Renting out a property is a great way to make some extra money. But it’s not just a matter of sitting back and watching the cash flow in. Before you become a landlord, analyze and estimate the operating costs of renting a home.

In a typical real estate deal, operating expenses run anywhere from 35 to 80 percent of the total income. Typical smaller rental buildings, like a single family home, duplex or triplex, average percentages more like 37.5 to 45 in their expense ratio.

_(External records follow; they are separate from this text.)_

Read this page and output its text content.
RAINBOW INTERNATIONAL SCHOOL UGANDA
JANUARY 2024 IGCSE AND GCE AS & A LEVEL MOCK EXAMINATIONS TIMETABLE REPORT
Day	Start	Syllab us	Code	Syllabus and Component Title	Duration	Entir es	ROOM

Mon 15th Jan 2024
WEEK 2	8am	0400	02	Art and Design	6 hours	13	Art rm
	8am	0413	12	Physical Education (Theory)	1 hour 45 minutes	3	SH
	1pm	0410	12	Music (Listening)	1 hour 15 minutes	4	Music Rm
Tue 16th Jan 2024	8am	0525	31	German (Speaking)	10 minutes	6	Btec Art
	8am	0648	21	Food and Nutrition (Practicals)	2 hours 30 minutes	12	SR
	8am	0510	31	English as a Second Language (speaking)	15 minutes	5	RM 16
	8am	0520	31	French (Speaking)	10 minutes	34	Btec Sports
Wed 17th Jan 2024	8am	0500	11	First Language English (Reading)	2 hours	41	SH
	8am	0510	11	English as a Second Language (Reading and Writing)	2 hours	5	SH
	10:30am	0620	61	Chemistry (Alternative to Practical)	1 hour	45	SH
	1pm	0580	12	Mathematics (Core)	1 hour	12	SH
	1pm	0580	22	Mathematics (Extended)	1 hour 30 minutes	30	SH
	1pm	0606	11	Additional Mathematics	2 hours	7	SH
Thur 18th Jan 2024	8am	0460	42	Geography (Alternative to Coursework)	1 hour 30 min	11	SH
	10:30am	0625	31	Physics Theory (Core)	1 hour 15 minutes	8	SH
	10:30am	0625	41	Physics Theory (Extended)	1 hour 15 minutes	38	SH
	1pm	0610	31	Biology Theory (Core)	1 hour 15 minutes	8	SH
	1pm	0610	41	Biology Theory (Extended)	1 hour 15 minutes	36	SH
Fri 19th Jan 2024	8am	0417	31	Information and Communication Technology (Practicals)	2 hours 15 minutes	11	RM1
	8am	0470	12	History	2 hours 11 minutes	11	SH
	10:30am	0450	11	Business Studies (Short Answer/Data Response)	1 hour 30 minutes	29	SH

These numbers are typical, but be sure to tailor your estimates to specific properties. Here are some examples of where the money goes, and why it’s not all just pure profit:

1. Maintenance

A general rule for maintenance costs is estimate 1 percent of the property value per year. So, if you have a house valued at $100,000, your estimated yearly maintenance costs would be $1,000. Costs rise, however, when the home you own is older and needs more attention. A smart way to consider maintenance costs is to overestimate, and give yourself a little cushion.

2. Insurance

Protect yourself by getting as informed as possible about the coverage you need. Talking to an insurance agent is a surefire way to get a good insurance price estimate. Don’t forget to get covered for earthquake, liability, and flood insurance, plus any other special coverage you anticipate needing.

3. Taxes

Property taxes will take a big chunk of your profits. Talk to the county assessor to find out exactly how much property taxes will cost you. But keep in mind, what a seller is paying now and what you will pay after closing escrow can vary significantly.

4. Property Management

Some rental property owners choose to hire a manager to take direct care of tenant needs. Hiring a property manager will usually cost about 6 to 8 percent of the rent.

Take care of your property and find tenants who will do the same. It’s always a good idea to have tenants pay utilities themselves. When the landlord covers these costs, people use way more than they do when they pay themselves.